The Entrenchment of the Quango State
During the 2010s, the quango state grew more powerful still. Bodies such as the Climate Change Committee became arbiters not only of policy but of politics itself. Their carbon budget reports were presented in Parliament as binding, their recommendations rarely questioned by ministers. Local councils, too, began adopting “climate emergency” declarations — often written with the assistance of NGOs or training groups such as Common Purpose, which had embedded itself within Whitehall and local government structures.
These developments were celebrated by climate campaigners as a triumph of “evidence-based policy.” Yet evidence was never truly neutral. The CCC’s models rested on assumptions about technological breakthroughs in battery storage and offshore wind that had not materialised by the early 2020s. The Treasury’s Green Book discounted present-day costs in favour of hypothetical long-term benefits, a technique criticised even by mainstream economists for its lack of realism.

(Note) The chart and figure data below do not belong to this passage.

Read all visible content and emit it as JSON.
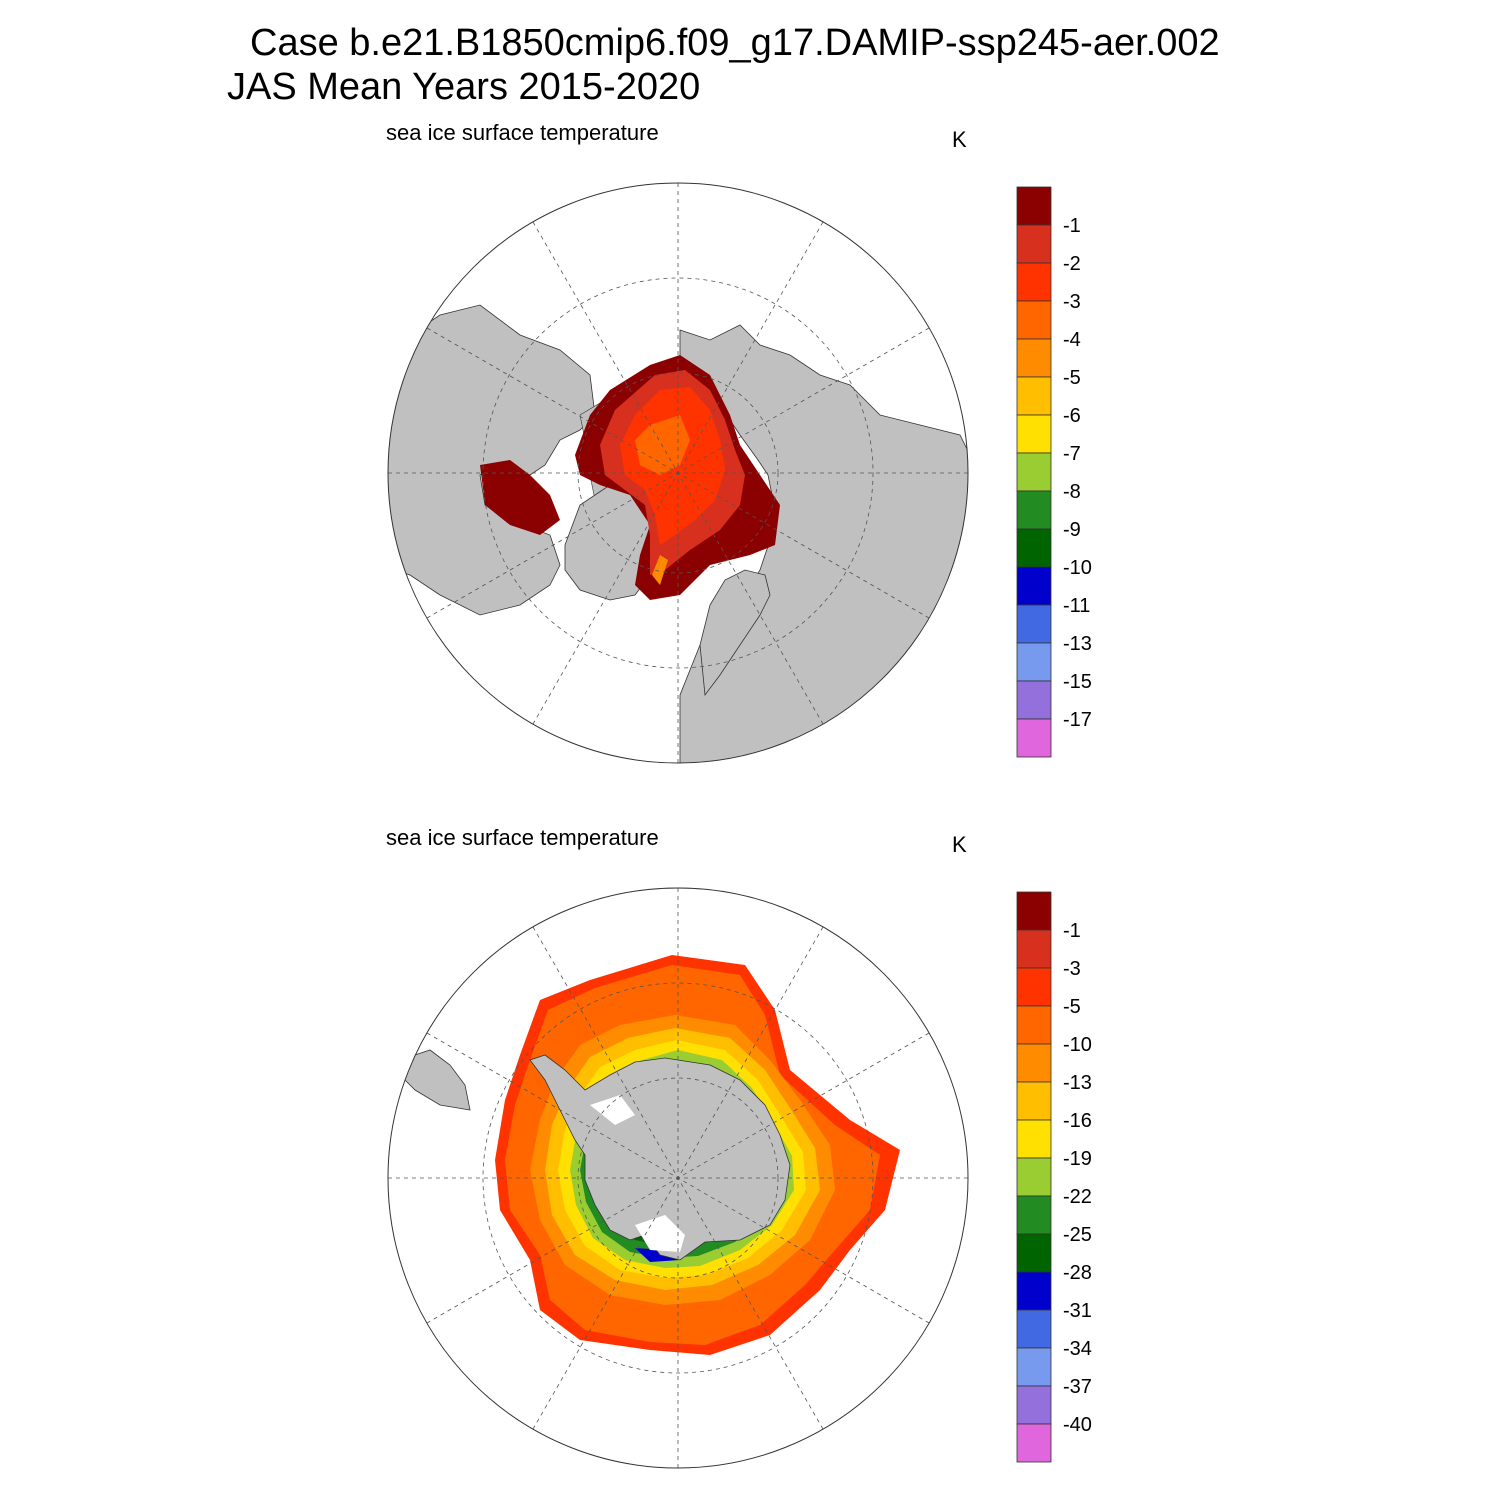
{
  "title": {
    "line1": "Case b.e21.B1850cmip6.f09_g17.DAMIP-ssp245-aer.002",
    "line2": "JAS Mean   Years 2015-2020"
  },
  "panels": [
    {
      "hemisphere": "north",
      "subtitle": "sea ice surface temperature",
      "units": "K",
      "colorbar": {
        "labels": [
          "-1",
          "-2",
          "-3",
          "-4",
          "-5",
          "-6",
          "-7",
          "-8",
          "-9",
          "-10",
          "-11",
          "-13",
          "-15",
          "-17"
        ],
        "colors": [
          "#8b0000",
          "#d7301f",
          "#ff3300",
          "#ff6600",
          "#ff8c00",
          "#ffbf00",
          "#ffe000",
          "#9acd32",
          "#228b22",
          "#006400",
          "#0000cd",
          "#4169e1",
          "#7799ee",
          "#9370db",
          "#e066dd"
        ]
      }
    },
    {
      "hemisphere": "south",
      "subtitle": "sea ice surface temperature",
      "units": "K",
      "colorbar": {
        "labels": [
          "-1",
          "-3",
          "-5",
          "-10",
          "-13",
          "-16",
          "-19",
          "-22",
          "-25",
          "-28",
          "-31",
          "-34",
          "-37",
          "-40"
        ],
        "colors": [
          "#8b0000",
          "#d7301f",
          "#ff3300",
          "#ff6600",
          "#ff8c00",
          "#ffbf00",
          "#ffe000",
          "#9acd32",
          "#228b22",
          "#006400",
          "#0000cd",
          "#4169e1",
          "#7799ee",
          "#9370db",
          "#e066dd"
        ]
      }
    }
  ],
  "colors": {
    "land": "#c0c0c0",
    "ocean": "#ffffff",
    "grid": "#555555"
  }
}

Nevertheless, once institutionalised, these frameworks acquired a momentum of their own. Ministers of all parties could claim that they were simply “following the science” or “meeting our legal obligations.” The democratic process was effectively sidelined. The electorate might vote for change, but the rules — written by unelected bodies, endorsed by departing prime ministers, and enforced by statute — ensured that the direction of travel remained the same.
The Hidden Continuity of Blairite Influence
Tony Blair’s presence loomed large in this era, even in absentia. His Institute for Global Change, launched in 2016, was advising governments across Africa, the Middle East, and Europe on climate and governance strategies. Its staff included many former civil servants and political operatives who had cut their teeth in Whitehall during Blair’s premiership. Meanwhile, the Common Purpose network, often described as a leadership training organisation but in practice a mechanism for embedding a shared ideological agenda across institutions, continued to place its alumni in key positions across government departments, NGOs, and corporate boards⁴.

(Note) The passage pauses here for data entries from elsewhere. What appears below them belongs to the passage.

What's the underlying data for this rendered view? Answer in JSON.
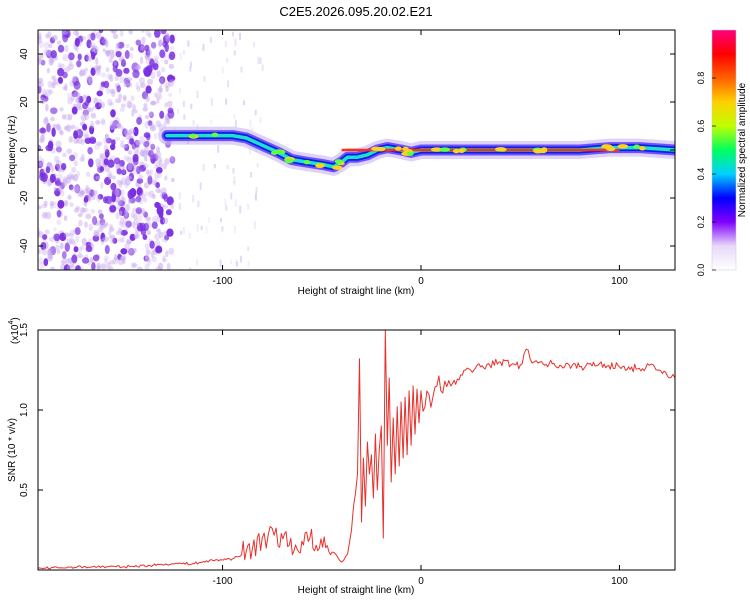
{
  "figure": {
    "title": "C2E5.2026.095.20.02.E21"
  },
  "colors": {
    "snr_line": "#e8302a",
    "spectrogram_noise": "#7a2fe0",
    "axis": "#000000"
  },
  "chart_data": [
    {
      "type": "heatmap",
      "name": "spectrogram",
      "xlabel": "Height of straight line (km)",
      "ylabel": "Frequency (Hz)",
      "xlim": [
        -193,
        128
      ],
      "ylim": [
        -50,
        50
      ],
      "x_ticks": [
        -100,
        0,
        100
      ],
      "x_tick_labels": [
        "-100",
        "0",
        "100"
      ],
      "y_ticks": [
        -40,
        -20,
        0,
        20,
        40
      ],
      "y_tick_labels": [
        "-40",
        "-20",
        "0",
        "20",
        "40"
      ],
      "noise_region_x": [
        -193,
        -125
      ],
      "signal_track": {
        "x": [
          -128,
          -115,
          -105,
          -95,
          -88,
          -80,
          -72,
          -65,
          -58,
          -50,
          -44,
          -40,
          -37,
          -32,
          -27,
          -22,
          -17,
          -10,
          -5,
          0,
          10,
          20,
          40,
          60,
          80,
          95,
          100,
          110,
          128
        ],
        "freq": [
          6,
          6,
          6,
          6,
          5,
          2,
          -1,
          -4,
          -5,
          -6,
          -7,
          -5,
          -3,
          -3,
          -2,
          0,
          1,
          0,
          -1,
          0,
          0,
          0,
          0,
          0,
          0,
          1,
          1,
          1,
          0
        ]
      }
    },
    {
      "type": "colorbar",
      "name": "colorbar",
      "label": "Normalized spectral amplitude",
      "range": [
        0,
        1
      ],
      "ticks": [
        0.0,
        0.2,
        0.4,
        0.6,
        0.8
      ],
      "tick_labels": [
        "0.0",
        "0.2",
        "0.4",
        "0.6",
        "0.8"
      ],
      "colormap": [
        "#ffffff",
        "#e8d8f8",
        "#8000ff",
        "#0000ff",
        "#00d0ff",
        "#00ff60",
        "#c0ff00",
        "#ffd000",
        "#ff6000",
        "#ff0000",
        "#ff0080"
      ]
    },
    {
      "type": "line",
      "name": "snr",
      "xlabel": "Height of straight line (km)",
      "ylabel": "SNR (10 * v/v)",
      "ylabel_multiplier": "(x10",
      "ylabel_exponent": "4",
      "xlim": [
        -193,
        128
      ],
      "ylim": [
        0,
        1.5
      ],
      "x_ticks": [
        -100,
        0,
        100
      ],
      "x_tick_labels": [
        "-100",
        "0",
        "100"
      ],
      "y_ticks": [
        0.5,
        1.0,
        1.5
      ],
      "y_tick_labels": [
        "0.5",
        "1.0",
        "1.5"
      ],
      "series": [
        {
          "name": "SNR",
          "x": [
            -193,
            -170,
            -150,
            -135,
            -125,
            -115,
            -105,
            -95,
            -85,
            -80,
            -77,
            -75,
            -72,
            -68,
            -64,
            -60,
            -56,
            -52,
            -48,
            -44,
            -40,
            -37,
            -35,
            -33,
            -32,
            -31,
            -30,
            -29,
            -28,
            -27,
            -26,
            -25,
            -24,
            -23,
            -22,
            -20,
            -19,
            -18,
            -17,
            -16,
            -15,
            -14,
            -13,
            -12,
            -11,
            -10,
            -9,
            -8,
            -7,
            -6,
            -5,
            -4,
            -3,
            -2,
            -1,
            0,
            2,
            4,
            6,
            8,
            10,
            12,
            15,
            20,
            25,
            30,
            40,
            50,
            53,
            55,
            57,
            60,
            70,
            80,
            90,
            100,
            110,
            115,
            120,
            125,
            128
          ],
          "y": [
            0.01,
            0.02,
            0.02,
            0.03,
            0.04,
            0.04,
            0.06,
            0.07,
            0.13,
            0.2,
            0.22,
            0.26,
            0.15,
            0.24,
            0.12,
            0.18,
            0.2,
            0.12,
            0.14,
            0.11,
            0.05,
            0.1,
            0.25,
            0.48,
            0.6,
            1.32,
            0.3,
            0.7,
            0.4,
            0.8,
            0.6,
            0.72,
            0.45,
            0.85,
            0.5,
            0.9,
            0.2,
            1.5,
            0.78,
            1.2,
            0.55,
            0.95,
            0.6,
            1.02,
            0.65,
            1.05,
            0.7,
            1.08,
            0.72,
            1.12,
            0.78,
            1.15,
            0.85,
            1.13,
            0.92,
            1.12,
            1.02,
            1.1,
            1.08,
            1.15,
            1.12,
            1.18,
            1.15,
            1.22,
            1.25,
            1.27,
            1.3,
            1.28,
            1.38,
            1.32,
            1.3,
            1.3,
            1.28,
            1.27,
            1.29,
            1.27,
            1.26,
            1.28,
            1.25,
            1.2,
            1.2
          ]
        }
      ]
    }
  ]
}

Thus, even as the public was told they had “taken back control” from Brussels, the machinery of globalist climate governance — designed in the Blair years and carried forward by his allies — remained firmly in place. Sovereignty was not restored; it was redefined. The power to make fundamental decisions about Britain’s energy and economy now lay with a constellation of quangos, regulators, and international agreements that no general election could overturn.
This was the true legacy of the Blair–Brown–Cameron era: the creation of a political economy in which democratic choice was subordinated to technocratic necessity, and in which the costs of energy transition were borne disproportionately by ordinary households and industries.
Endnotes (Part D)
1. UK Government. The Climate Change Act 2008 (2050 Target Amendment) Order 2019, legislation.gov.uk.
2. HM Treasury. The Green Book: Central Government Guidance on Appraisal and Evaluation, 2020 update.
3. Ofgem. Household Energy Bills Explained, 2021; Department for Business, Energy & Industrial Strategy (BEIS), Quarterly Energy Prices, 2022.
4. Common Purpose UK. Global Leadership Programmes, official website.